Image: Dr. Stephen Vladeck
In his 2023 book The Shadow Docket, University of Texas law professor Stephen Vladeck explores the underside of Supreme Court rulings, many of which have been under severe attack by huge numbers in the past two years. At UT Austin last night, Vladeck explained for an audience the basis of his approach to the law.
“I think part of the agony that lawyers go through in taking on hard cases is balancing the importance of having someone represented by counsel with the effect of what would happen if they did. It seems to me that in a world in which we are indifferent or oblivious, to even very happy, with the negative effects that our litigation produces is a role in which we are very dangerous as lawyers. I was brought up in a family of lawyers – I’m a third-generation lawyer – and I was brought up to believe the law is supposed to be a means of not a pursuit of truth but a pursuit of justice. Truth is for people higher. It seems to me we can have reasonable differences about what justice is, but I get very worried when you start using the laws in ways that might advance our short-term interest, our religious beliefs, or might advance our moral convictions, but permanently harms others. Anyone who doesn’t think very hard about those consequences is not doing what lawyers are supposed to do.”
In his book, Vladeck claims that so-called shadow docket orders from the Supreme Court, which are both unsigned and unexplained are “in defiance of the statutory limits on the Court’s power.” It is not just Vladeck who is ringing the alarm bells on this issue. Supreme Court Justice Elena Kagan agrees. Vladeck writes that “for those who care about the Court as an institution, it is hard to look at the religious liberty cases in contrast to the Court’s nonintervention in other contexts and disagree with Justice Kagan’s September 2021 dissent from the Court’s refusal to block the Texas abortion law.” In her dissent, Kagan wrote that “the majority’s decision is emblematic of too much of the Court’s shadow-docket decision making – which every day becomes more unreasoned, inconsistent, and impossible to defend.” Vladeck makes a convincing case that the current Court uses the shadow docket to help Republicans (almost all of whom, I will note, are going to vote this November for someone who wants to suspend the Constitution and end democracy in the United States).
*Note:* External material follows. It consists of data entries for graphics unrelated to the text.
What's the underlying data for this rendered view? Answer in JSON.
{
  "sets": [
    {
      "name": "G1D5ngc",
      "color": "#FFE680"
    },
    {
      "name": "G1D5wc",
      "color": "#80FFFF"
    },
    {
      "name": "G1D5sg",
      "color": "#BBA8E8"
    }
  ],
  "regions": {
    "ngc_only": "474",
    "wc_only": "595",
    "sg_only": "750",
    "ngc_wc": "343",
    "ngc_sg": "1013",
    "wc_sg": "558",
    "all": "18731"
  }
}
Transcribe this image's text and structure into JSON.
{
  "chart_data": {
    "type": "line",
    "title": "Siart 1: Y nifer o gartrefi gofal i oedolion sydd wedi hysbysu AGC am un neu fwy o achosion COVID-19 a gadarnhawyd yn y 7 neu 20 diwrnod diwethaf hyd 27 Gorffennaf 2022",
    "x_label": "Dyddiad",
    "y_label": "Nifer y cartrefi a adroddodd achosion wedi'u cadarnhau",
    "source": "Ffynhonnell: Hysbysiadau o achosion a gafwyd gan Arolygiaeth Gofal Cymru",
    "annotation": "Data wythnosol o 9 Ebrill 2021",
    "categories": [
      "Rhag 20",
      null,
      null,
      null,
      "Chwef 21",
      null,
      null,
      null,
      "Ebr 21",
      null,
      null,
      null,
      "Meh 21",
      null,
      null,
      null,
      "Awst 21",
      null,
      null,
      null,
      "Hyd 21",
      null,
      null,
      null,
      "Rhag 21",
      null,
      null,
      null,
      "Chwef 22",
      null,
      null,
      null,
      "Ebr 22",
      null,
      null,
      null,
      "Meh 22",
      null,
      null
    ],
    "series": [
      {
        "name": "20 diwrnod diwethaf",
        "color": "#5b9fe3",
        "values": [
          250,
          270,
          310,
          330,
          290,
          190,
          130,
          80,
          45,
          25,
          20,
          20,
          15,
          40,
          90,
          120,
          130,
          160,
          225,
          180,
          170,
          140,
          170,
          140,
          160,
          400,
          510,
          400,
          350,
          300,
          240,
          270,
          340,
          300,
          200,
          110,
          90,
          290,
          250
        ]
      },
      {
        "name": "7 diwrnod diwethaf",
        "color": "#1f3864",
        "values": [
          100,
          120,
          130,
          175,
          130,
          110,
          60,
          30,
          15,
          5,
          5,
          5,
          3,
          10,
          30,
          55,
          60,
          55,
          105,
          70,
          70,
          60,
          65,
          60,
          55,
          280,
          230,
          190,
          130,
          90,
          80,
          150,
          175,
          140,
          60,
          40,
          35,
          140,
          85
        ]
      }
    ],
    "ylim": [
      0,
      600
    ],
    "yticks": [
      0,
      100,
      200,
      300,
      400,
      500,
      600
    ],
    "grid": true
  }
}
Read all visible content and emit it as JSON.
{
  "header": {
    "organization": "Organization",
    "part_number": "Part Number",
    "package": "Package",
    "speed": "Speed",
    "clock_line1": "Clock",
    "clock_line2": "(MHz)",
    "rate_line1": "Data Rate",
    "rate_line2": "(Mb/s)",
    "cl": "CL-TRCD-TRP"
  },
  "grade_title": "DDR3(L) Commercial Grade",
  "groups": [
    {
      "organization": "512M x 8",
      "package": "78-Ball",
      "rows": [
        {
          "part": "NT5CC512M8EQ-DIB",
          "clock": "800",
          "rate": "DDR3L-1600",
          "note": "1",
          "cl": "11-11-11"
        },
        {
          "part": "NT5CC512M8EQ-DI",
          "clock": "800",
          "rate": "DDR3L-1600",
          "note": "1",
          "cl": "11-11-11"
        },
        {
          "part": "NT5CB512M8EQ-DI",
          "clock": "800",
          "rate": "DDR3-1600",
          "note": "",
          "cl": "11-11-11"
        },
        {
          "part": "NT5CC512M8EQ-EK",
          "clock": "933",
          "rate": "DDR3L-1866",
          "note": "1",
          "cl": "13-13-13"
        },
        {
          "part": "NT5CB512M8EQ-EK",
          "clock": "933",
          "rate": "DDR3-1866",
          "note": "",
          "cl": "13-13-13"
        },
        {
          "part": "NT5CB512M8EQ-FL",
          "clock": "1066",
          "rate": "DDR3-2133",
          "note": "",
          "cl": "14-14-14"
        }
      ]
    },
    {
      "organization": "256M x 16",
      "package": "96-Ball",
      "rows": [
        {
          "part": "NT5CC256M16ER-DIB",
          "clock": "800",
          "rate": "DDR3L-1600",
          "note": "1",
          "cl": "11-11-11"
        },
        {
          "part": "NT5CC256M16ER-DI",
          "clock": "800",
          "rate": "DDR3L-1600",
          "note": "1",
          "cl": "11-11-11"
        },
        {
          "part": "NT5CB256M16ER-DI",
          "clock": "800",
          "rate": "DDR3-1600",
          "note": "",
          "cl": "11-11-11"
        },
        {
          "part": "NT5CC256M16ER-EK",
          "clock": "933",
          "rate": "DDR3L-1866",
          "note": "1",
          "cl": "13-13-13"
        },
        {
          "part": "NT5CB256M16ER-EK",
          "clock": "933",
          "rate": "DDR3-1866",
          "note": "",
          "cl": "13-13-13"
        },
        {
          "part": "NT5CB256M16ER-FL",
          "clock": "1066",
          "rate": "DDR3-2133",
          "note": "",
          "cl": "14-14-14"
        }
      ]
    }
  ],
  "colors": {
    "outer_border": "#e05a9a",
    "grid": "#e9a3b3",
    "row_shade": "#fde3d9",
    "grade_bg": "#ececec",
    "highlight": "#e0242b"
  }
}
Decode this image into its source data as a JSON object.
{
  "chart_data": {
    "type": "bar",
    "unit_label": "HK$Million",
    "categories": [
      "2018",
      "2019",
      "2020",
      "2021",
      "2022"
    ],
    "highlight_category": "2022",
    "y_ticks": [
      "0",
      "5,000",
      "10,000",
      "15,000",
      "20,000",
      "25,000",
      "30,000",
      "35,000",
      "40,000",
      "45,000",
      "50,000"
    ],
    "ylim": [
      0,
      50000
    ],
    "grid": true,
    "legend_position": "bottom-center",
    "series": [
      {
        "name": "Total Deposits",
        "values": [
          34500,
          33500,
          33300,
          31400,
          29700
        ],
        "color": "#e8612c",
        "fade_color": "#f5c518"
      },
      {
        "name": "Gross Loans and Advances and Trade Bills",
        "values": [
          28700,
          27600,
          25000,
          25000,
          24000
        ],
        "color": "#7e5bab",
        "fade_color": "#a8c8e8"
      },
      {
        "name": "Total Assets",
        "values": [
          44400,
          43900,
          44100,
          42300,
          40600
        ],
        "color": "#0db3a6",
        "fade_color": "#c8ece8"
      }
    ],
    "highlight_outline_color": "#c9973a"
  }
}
In his talk at UT, Vladeck made it clear that Justices now feel emboldened in ways that have not in the past, because they are confident there will be no personal consequences. He pointed to a “remarkable” interview Justice Alito recently gave to the Wall Street Journal where he said “I realise this is a controversial position but I’m willing to say it. No provision in the Constitution gives Congress the power to regulate the Supreme Court.” That is just one example, Vladeck said, “of behaviour from the current Court that suggests the justices are not really looking over their shoulder. They are not worried about Congress responding to a decision adopting an implausible interpretation of the Constitution, or impeachment investigations or Congress coming after their budget. In the first 175 years of the Supreme Court it was constantly being nudged by Congress: the Court was in the Capitol until 1935 and Congress used to control the Court’s docket until 1891.”
In his appearance at UT, Vladeck made the case that “the notion the Supreme Court is supposed to be completely unaccountable is completely inconsistent with the system of checks and balances. A world in which the justices don’t have to worry about writing down their reasons for their decisions, about who they’re hanging out with, about what kind of gifts they’re accepting, about how they deal with statutes they don’t like, is a world in which we don’t have an accountable court doing its job.”
His 334-page book goes into great detail about the Roberts Court. I found one of the most damning conclusions in the book to be this one. “In order after order, the Supreme Court gave the Trump administration most of what it wanted without endorsing principles that the justices would be bound to apply to future presidents, so that the justices could (and ultimately did) refuse to provide the same relief when a Democratic president [Biden] took office.” To use a legal term (which Vladeck does not do), it is clear the highest court in the land has been suborned to advance Republican policies. If the great experiment that is the Unites States falls, a good share of the blame will rest on the shoulders of the so-called Conservative justices appointed by DT and George Bush.
The Shadow Docket is by Basic Books. It lists for $30.